The Spartans knew little of the sea and had scarcely any ships of their own. Spartan hoplites led the way in 479 BC in the defeat of the Persian army, although even there the Athenians played the next most prominent role. When the struggle with Persia became a matter of naval operations around the Aegean, the Athenians assumed command, winning glory, plunder and coming to lead an alliance of well over 100 lesser allies. Most contributed money rather than men or ships, and the tribute helped fund Athenian seapower. Triremes were expensive to build and maintain, and only effective if the crews trained frequently. There was also money to pay citizens to perform public roles, allowing even the poorest to take their turn so that more and more Athenians played an active role in the functioning of the city.

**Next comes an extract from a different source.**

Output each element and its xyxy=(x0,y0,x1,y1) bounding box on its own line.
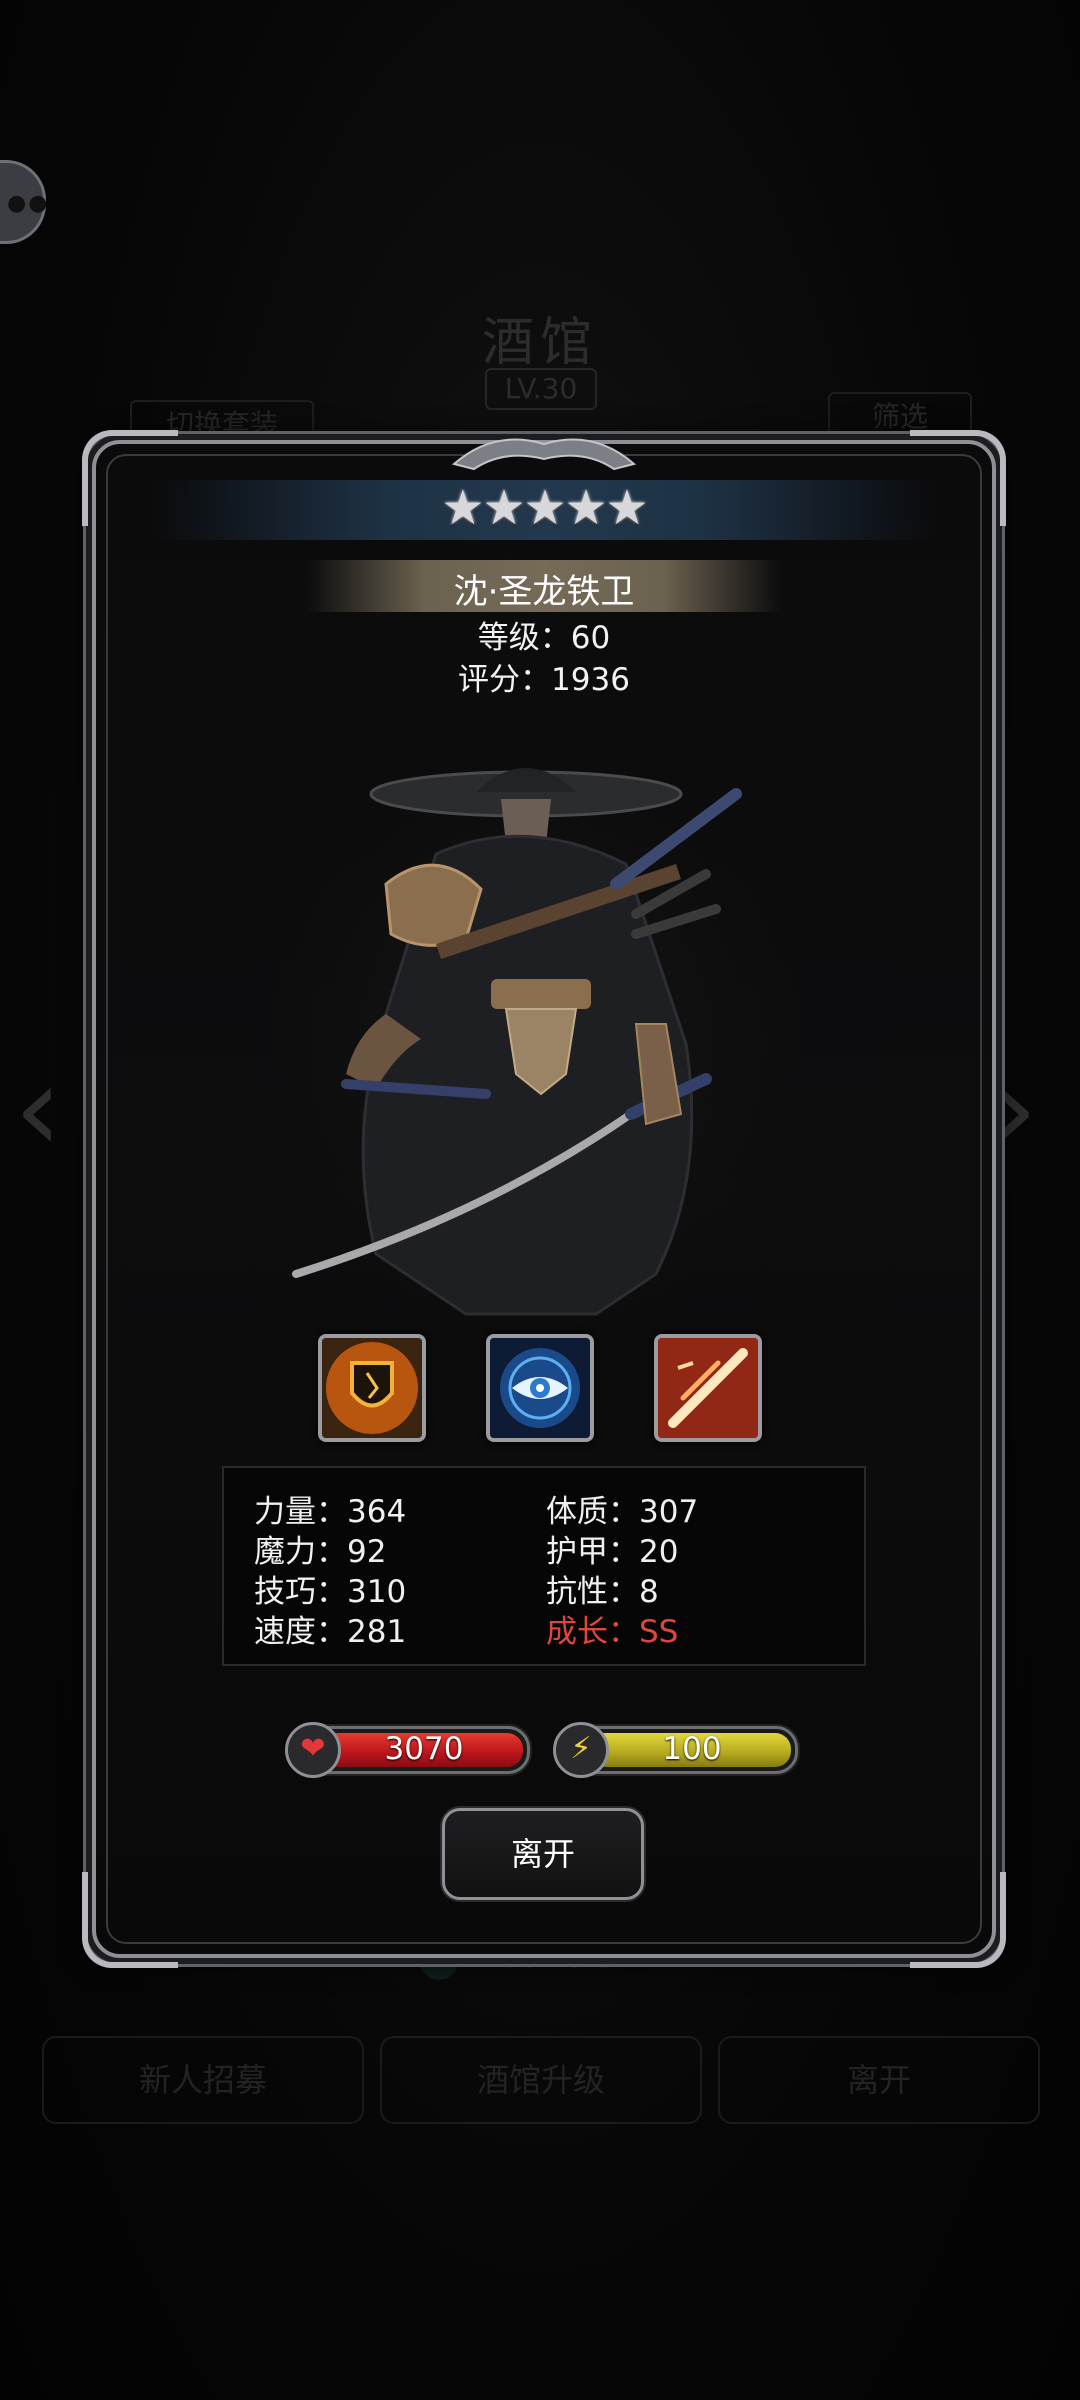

At the same time, they enjoyed celebrating its glory. Monuments, above all the Parthenon, were designed to show that Athens was greater than other cities. Art flourished in many forms, not least the comedies that lampooned leading figures without ever questioning that Athens’ success and fame were richly deserved.

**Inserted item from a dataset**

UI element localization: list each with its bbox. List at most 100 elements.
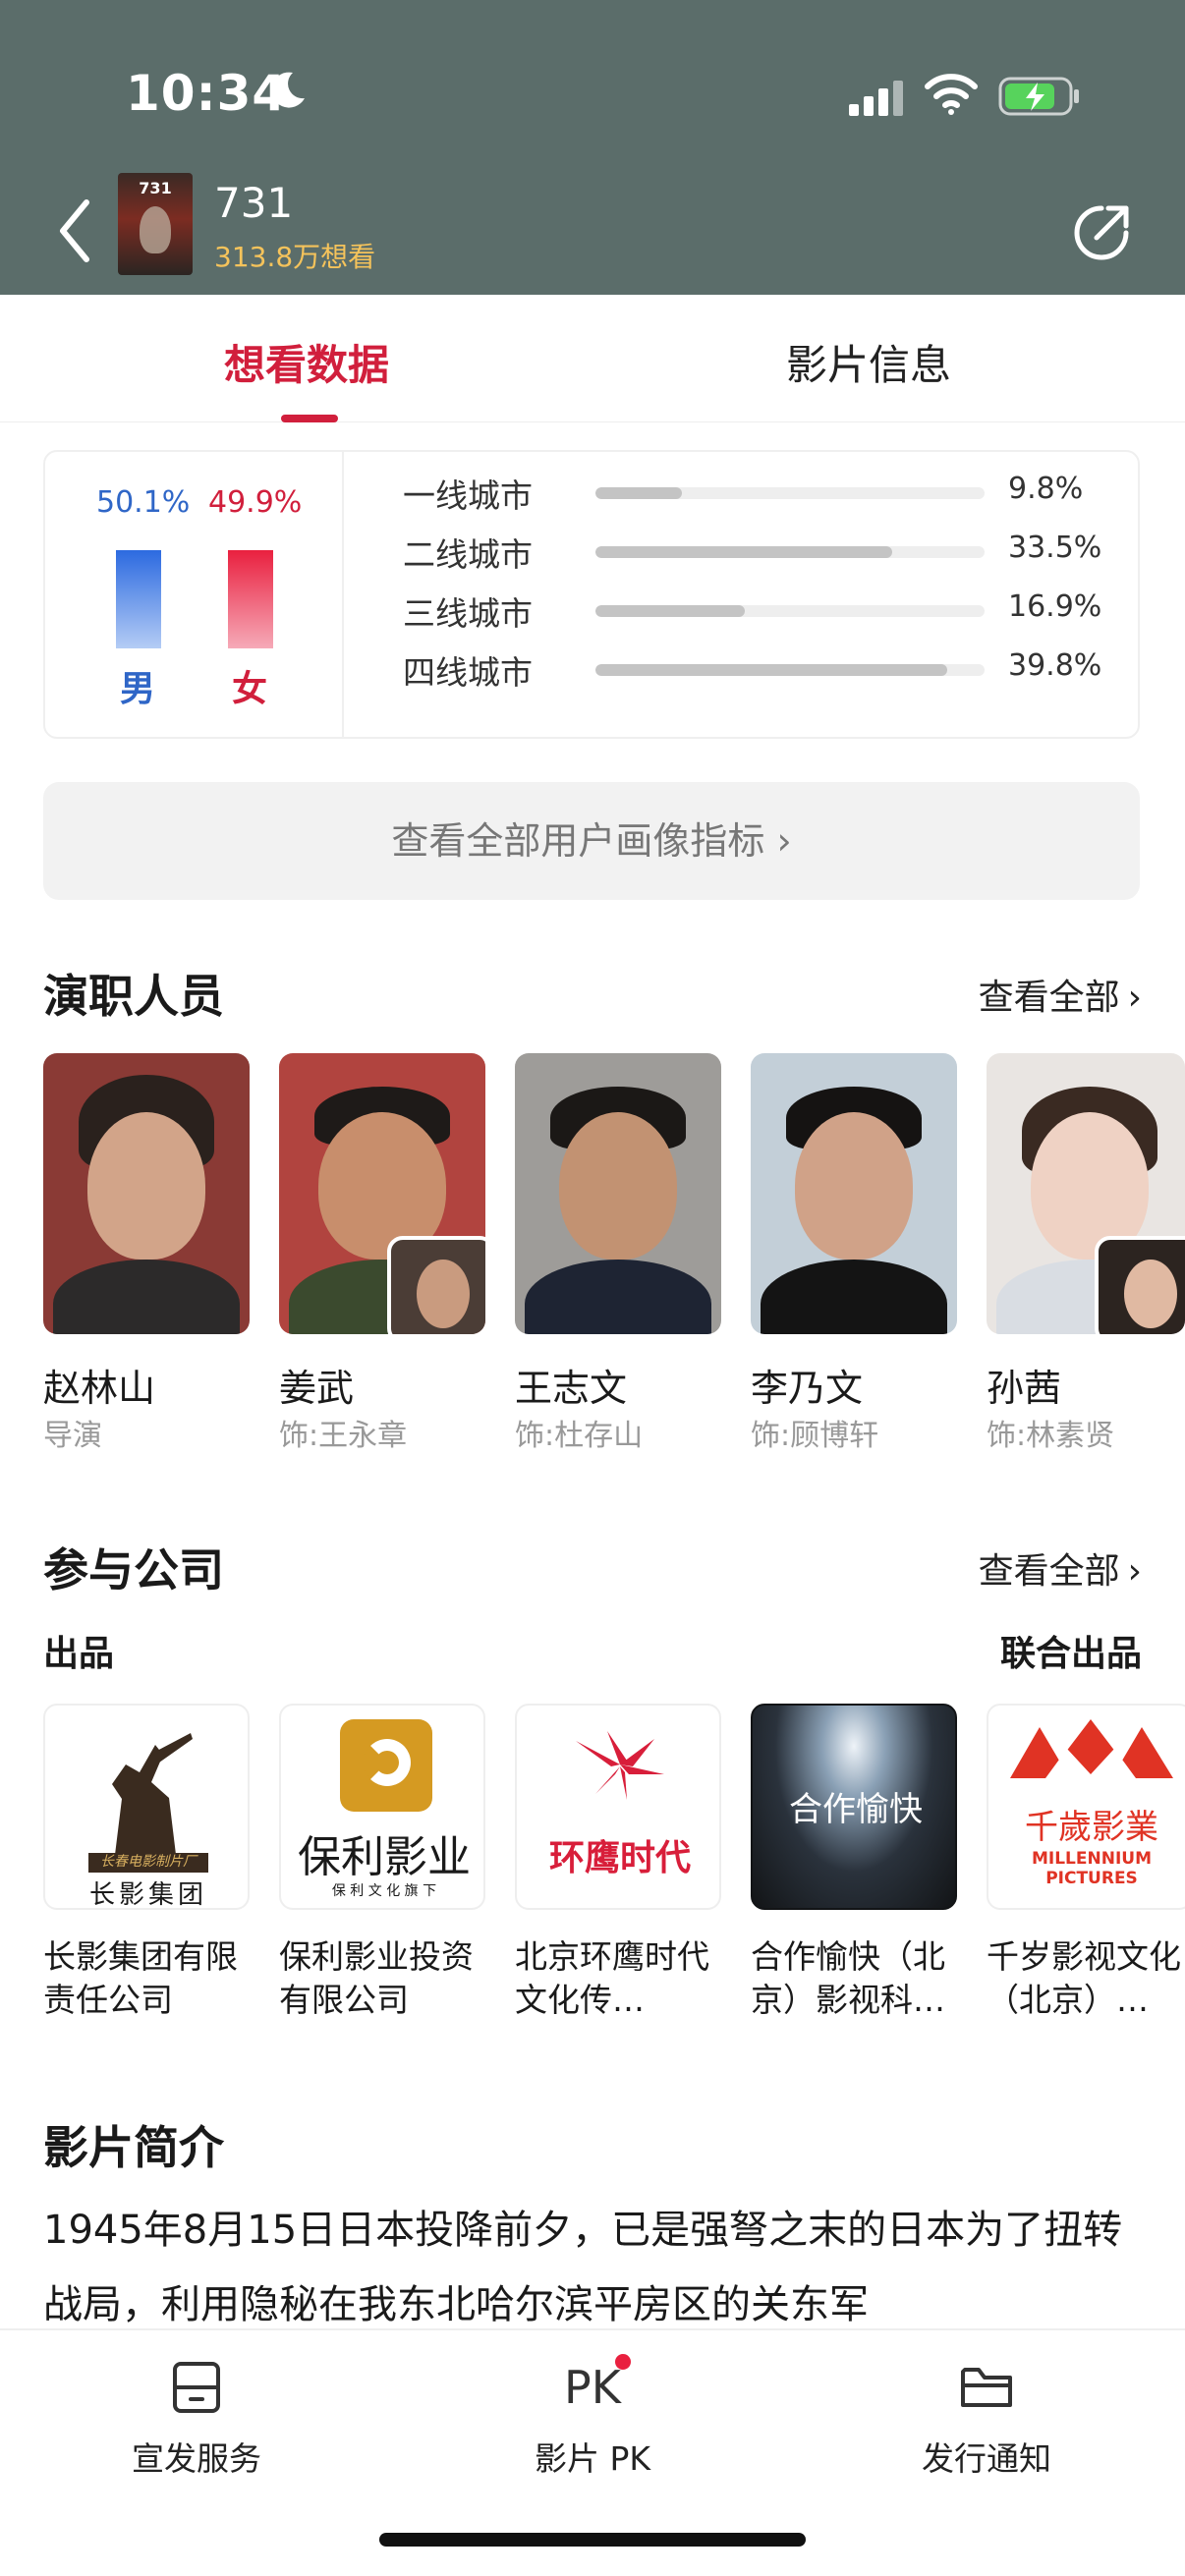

Sparta was inward looking, secretive in its ways. It trained its ‘peers’ to speak in a clipped, often sarcastic fashion – giving us the word laconic – and presented to the world an image of stern austerity. Athens was a bustling trading city, whose inhabitants liked to talk, particularly about themselves. Both were very big states by Greek standards, but at Sparta rights were restricted to just a few. There may have been 9,000 ‘peers’ in the 6th century, but the numbers dwindled to perhaps 1,500 by the start of the 4th century BC. Those left were richer, but their numbers made it harder for the Spartans to dominate militarily. In contrast, in spite of losses from war and plague, there were rarely fewer than 40,000 Athenian citizens.

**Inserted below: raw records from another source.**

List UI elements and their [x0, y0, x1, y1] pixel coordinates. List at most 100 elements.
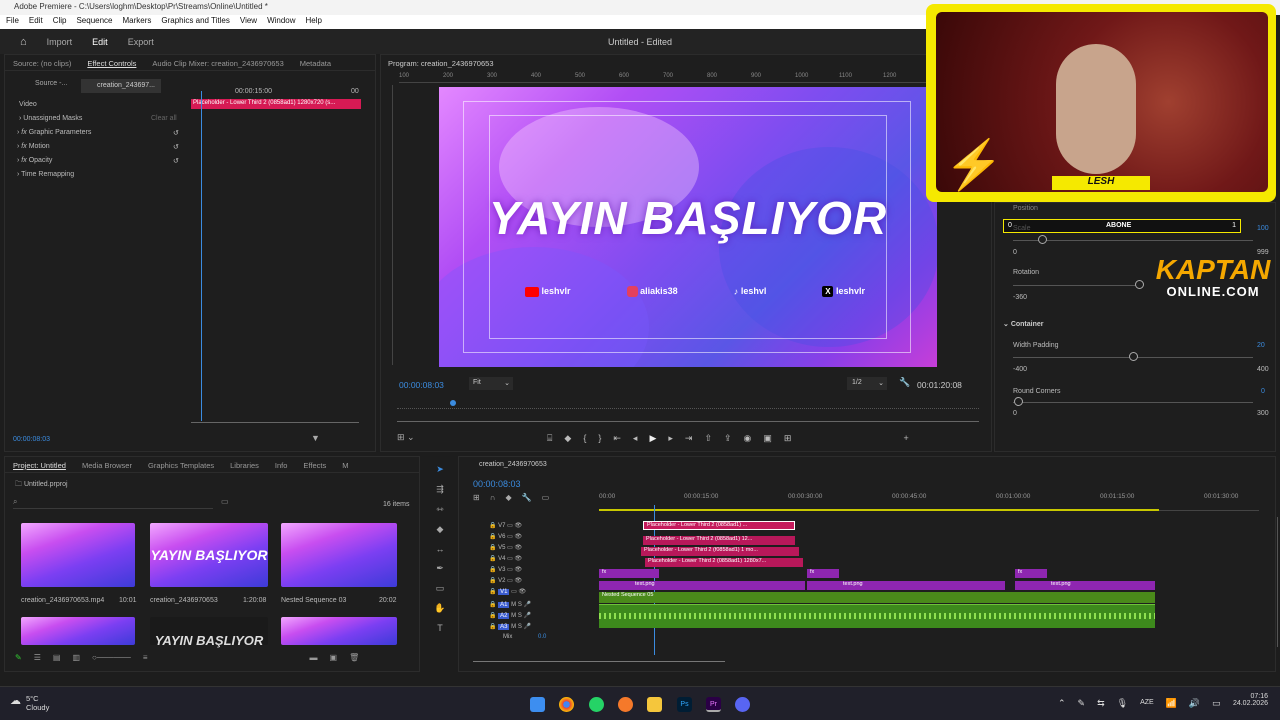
track-v5[interactable]: 🔒 V5 ▭ 👁: [489, 544, 589, 555]
filter-icon[interactable]: ▼: [311, 433, 320, 443]
zoom-slider-icon[interactable]: ○──────: [92, 653, 131, 665]
menu-graphics[interactable]: Graphics and Titles: [161, 16, 229, 29]
round-corners-handle[interactable]: [1014, 397, 1023, 406]
timeline-zoom-scrollbar[interactable]: [473, 661, 725, 662]
rotation-slider-handle[interactable]: [1135, 280, 1144, 289]
project-item-thumbnail[interactable]: [281, 617, 397, 645]
tab-media-browser[interactable]: Media Browser: [82, 461, 132, 470]
tab-project[interactable]: Project: Untitled: [13, 461, 66, 470]
ripple-edit-icon[interactable]: ⇿: [436, 504, 444, 515]
trash-icon[interactable]: 🗑: [349, 653, 359, 665]
linked-icon[interactable]: ∩: [490, 493, 496, 502]
folder-icon[interactable]: [647, 697, 662, 712]
track-v1[interactable]: 🔒 V1 ▭ 👁: [489, 588, 589, 601]
track-v4[interactable]: 🔒 V4 ▭ 👁: [489, 555, 589, 566]
hand-tool-icon[interactable]: ✋: [434, 603, 445, 614]
chrome-icon[interactable]: [559, 697, 574, 712]
go-to-in-icon[interactable]: ⇤: [613, 433, 621, 444]
mix-value[interactable]: 0.0: [538, 634, 546, 640]
menu-file[interactable]: File: [6, 16, 19, 29]
start-icon[interactable]: [530, 697, 545, 712]
wrench-icon[interactable]: 🔧: [899, 377, 910, 388]
selection-tool-icon[interactable]: ➤: [436, 464, 444, 475]
clip-v5[interactable]: Placeholder - Lower Third 2 (f0858ad1) 1…: [641, 547, 799, 556]
mark-in-icon[interactable]: {: [583, 433, 586, 443]
clip-v4[interactable]: Placeholder - Lower Third 2 (0858ad1) 12…: [645, 558, 803, 567]
rectangle-tool-icon[interactable]: ▭: [436, 583, 445, 594]
tab-libraries[interactable]: Libraries: [230, 461, 259, 470]
clip-v3[interactable]: fx: [599, 569, 659, 578]
discord-icon[interactable]: [735, 697, 750, 712]
clip-v1-nested[interactable]: Nested Sequence 05: [599, 592, 1155, 603]
timeline-tab[interactable]: creation_2436970653: [479, 461, 547, 468]
pen-tool-icon[interactable]: ✒: [436, 563, 444, 574]
reset-icon[interactable]: ↺: [173, 143, 179, 151]
extract-icon[interactable]: ⇪: [724, 433, 732, 444]
clip-bar[interactable]: Placeholder - Lower Third 2 (0858ad1) 12…: [191, 99, 361, 109]
project-search-input[interactable]: ⌕: [13, 497, 213, 509]
mic-icon[interactable]: 🎙: [1117, 698, 1128, 709]
export-tab[interactable]: Export: [128, 37, 154, 47]
track-select-icon[interactable]: ⇶: [436, 484, 444, 495]
list-view-icon[interactable]: ☰: [34, 653, 41, 665]
track-a2[interactable]: 🔒 A2 M S 🎤: [489, 612, 589, 623]
mini-timeline[interactable]: [397, 401, 979, 409]
new-bin-icon[interactable]: ▭: [221, 497, 229, 506]
safe-margins-icon[interactable]: ⊞ ⌄: [397, 432, 415, 443]
wifi-icon[interactable]: 📶: [1166, 698, 1177, 709]
folder-icon[interactable]: ▬: [310, 653, 318, 665]
headline-text[interactable]: YAYIN BAŞLIYOR: [439, 191, 937, 245]
captions-icon[interactable]: ▭: [542, 493, 550, 502]
tab-more[interactable]: M: [342, 461, 348, 470]
new-item-icon[interactable]: ▣: [330, 653, 338, 665]
type-tool-icon[interactable]: T: [437, 623, 443, 633]
project-item-thumbnail[interactable]: [21, 523, 135, 587]
program-video-frame[interactable]: YAYIN BAŞLIYOR leshvlr aliakis38 ♪ leshv…: [439, 87, 937, 367]
reset-icon[interactable]: ↺: [173, 157, 179, 165]
clip-v6[interactable]: Placeholder - Lower Third 2 (0858ad1) 12…: [643, 536, 795, 545]
round-corners-slider[interactable]: [1013, 402, 1253, 403]
source-dropdown[interactable]: Source -...: [23, 80, 77, 92]
go-to-out-icon[interactable]: ⇥: [685, 433, 693, 444]
insert-icon[interactable]: ⌸: [547, 433, 552, 444]
fx-time-remapping[interactable]: › Time Remapping: [17, 171, 74, 178]
track-v3[interactable]: 🔒 V3 ▭ 👁: [489, 566, 589, 577]
track-a1[interactable]: 🔒 A1 M S 🎤: [489, 601, 589, 612]
reset-icon[interactable]: ↺: [173, 129, 179, 137]
step-forward-icon[interactable]: ▸: [668, 433, 673, 444]
program-scrubber[interactable]: [397, 421, 979, 422]
project-item-thumbnail[interactable]: [281, 523, 397, 587]
container-section[interactable]: ⌄ Container: [1003, 320, 1043, 328]
tab-audio-mixer[interactable]: Audio Clip Mixer: creation_2436970653: [152, 59, 283, 68]
clip-v2-text[interactable]: text.png: [599, 581, 805, 590]
track-v7[interactable]: 🔒 V7 ▭ 👁: [489, 522, 589, 533]
premiere-icon[interactable]: Pr: [706, 697, 721, 712]
rotation-slider[interactable]: [1013, 285, 1143, 286]
lift-icon[interactable]: ⇧: [704, 433, 712, 444]
slip-tool-icon[interactable]: ↔: [436, 544, 445, 554]
tab-info[interactable]: Info: [275, 461, 288, 470]
scale-slider-handle[interactable]: [1038, 235, 1047, 244]
vertical-scrollbar[interactable]: [1277, 517, 1278, 647]
project-item-thumbnail[interactable]: [21, 617, 135, 645]
import-tab[interactable]: Import: [47, 37, 73, 47]
network-icon[interactable]: ⇆: [1097, 698, 1105, 709]
language-indicator[interactable]: AZE: [1140, 698, 1154, 709]
fx-opacity[interactable]: › fx Opacity: [17, 157, 52, 164]
camera-icon[interactable]: ◉: [744, 433, 752, 444]
clear-all-button[interactable]: Clear all: [151, 115, 177, 122]
razor-tool-icon[interactable]: ◆: [437, 524, 444, 535]
freeform-view-icon[interactable]: ▥: [72, 653, 80, 665]
fit-dropdown[interactable]: Fit ⌄: [469, 377, 513, 390]
clip-v7[interactable]: Placeholder - Lower Third 2 (0858ad1) ..…: [643, 521, 795, 530]
marker-icon[interactable]: ◆: [564, 433, 571, 444]
clock[interactable]: 07:16 24.02.2026: [1220, 693, 1268, 707]
weather-widget[interactable]: ☁ 5°C Cloudy: [10, 694, 49, 712]
clip-v2-text[interactable]: text.png: [1015, 581, 1155, 590]
marker-add-icon[interactable]: ◆: [505, 493, 511, 502]
mark-out-icon[interactable]: }: [598, 433, 601, 443]
clip-dropdown[interactable]: creation_243697...: [81, 79, 161, 93]
tab-source[interactable]: Source: (no clips): [13, 59, 71, 68]
round-corners-value[interactable]: 0: [1261, 388, 1265, 395]
tab-effect-controls[interactable]: Effect Controls: [87, 59, 136, 68]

Athenians and Spartans fought side by side against the Persian invasion. In the aftermath, Athens sought recognition as Sparta’s equal and did not receive it. Rivalry for prestige – something natural for Greek cities and individuals – led to tension and ultimately a series of wars, the most famous known today as the Peloponnesian War 431-404 BC. Neither the Athenians nor the Spartans wanted to remake the other in their own image; instead, the desire was to make the other treat them with the respect and fear each community felt that it deserved. Yet as a contest between a landpower and seapower, each side struggled to do sufficient harm to the other to convince them to capitulate and grant this, and much of the fighting was waged through proxies.
In a grim irony, the Spartans won by securing subsidies from the Persians. Persian gold paid for the construction of a succession of Spartan fleets crewed by allies and mercenaries, for very few peers took part in any of these battles. Athens’ democracy was ambitious, imaginative and reckless in the conduct of war, which led both to spectacular successes and appalling disasters. In the end, the steadiness of the narrow Spartan leadership and the wealth of Persia prevailed. Yet the Spartans struggled to cope with success, and soon alienated both the Persians and most of their Greek allies, while Athenian democracy recovered and the city again flourished, if not quite to the prosperity and power of before.